De esas sentadas hace ya casi un mes, y la luz en los tres barracones ya se ha solucionado provisionalmente, el cuadro eléctrico, que se encontraba saturado, está siendo arreglado, y las reformas pendientes en los barracones nos han prometido que las arreglarán; también instalarán dos barracones de cuarto de baño, ya que se supone que por cada tres barracones toca uno de aseos, y no teníamos todavía ninguno.

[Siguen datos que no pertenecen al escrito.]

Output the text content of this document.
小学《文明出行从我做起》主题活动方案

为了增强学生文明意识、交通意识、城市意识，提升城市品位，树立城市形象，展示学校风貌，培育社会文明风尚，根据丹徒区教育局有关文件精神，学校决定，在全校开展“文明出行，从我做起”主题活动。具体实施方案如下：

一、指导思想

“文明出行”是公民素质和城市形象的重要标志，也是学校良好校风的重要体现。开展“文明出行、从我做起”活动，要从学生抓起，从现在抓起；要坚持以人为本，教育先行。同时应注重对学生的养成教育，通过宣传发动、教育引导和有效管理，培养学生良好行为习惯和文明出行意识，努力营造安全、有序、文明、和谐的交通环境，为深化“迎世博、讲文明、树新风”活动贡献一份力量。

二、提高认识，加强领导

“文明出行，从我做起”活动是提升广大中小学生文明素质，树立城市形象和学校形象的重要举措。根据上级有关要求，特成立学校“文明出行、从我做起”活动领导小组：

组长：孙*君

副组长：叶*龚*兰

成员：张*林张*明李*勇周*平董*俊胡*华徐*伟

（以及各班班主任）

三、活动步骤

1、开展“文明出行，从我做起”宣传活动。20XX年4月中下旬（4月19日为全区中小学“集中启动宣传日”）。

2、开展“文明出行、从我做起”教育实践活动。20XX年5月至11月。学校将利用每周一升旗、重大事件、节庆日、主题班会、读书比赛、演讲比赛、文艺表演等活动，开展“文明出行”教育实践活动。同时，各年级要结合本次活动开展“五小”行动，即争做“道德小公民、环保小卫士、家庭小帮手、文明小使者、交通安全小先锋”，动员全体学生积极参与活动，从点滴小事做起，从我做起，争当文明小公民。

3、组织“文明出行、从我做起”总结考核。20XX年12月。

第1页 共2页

El pasado día 7 de febrero pusieron la primera piedra del nuevo instituto de Benissa; se suponía que las obras iban a empezar en septiembre, como me aseguró el mismo alcalde en un Consejo Escolar, pero bueno, la primera piedra ya está puesta, ahora toca esperar a la segunda y la última, y recordarles que si no se dan prisa volveremos a movilizarnos.
La unión hace la fuerza
Pero no sólo hemos conseguido eso, que es mucho, y ahora me refiero a mi experiencia personal. Los 600 alumnos del instituto, antes, os aseguro que no se movían por nada, no estaban dispuestos a luchar por nada ni por nadie; ahora se han dado cuenta de que lo de “la unión hace la fuerza” es cierto, y que si nos unimos y luchamos por lo que creemos justo y necesario, lo logramos. Estar día a día intentando mover a los estudiantes, que se refieran a ti como “esa loca de primero de Bachillerato que no sé qué narices dice”, y que, al final, te vean por el pasillo, te llamen por tu nombre, y te digan “qué guay, gracias por haberlo conseguido” (aunque no lo haya hecho yo sola), eso es indescriptible, el sabor a victoria es algo maravilloso.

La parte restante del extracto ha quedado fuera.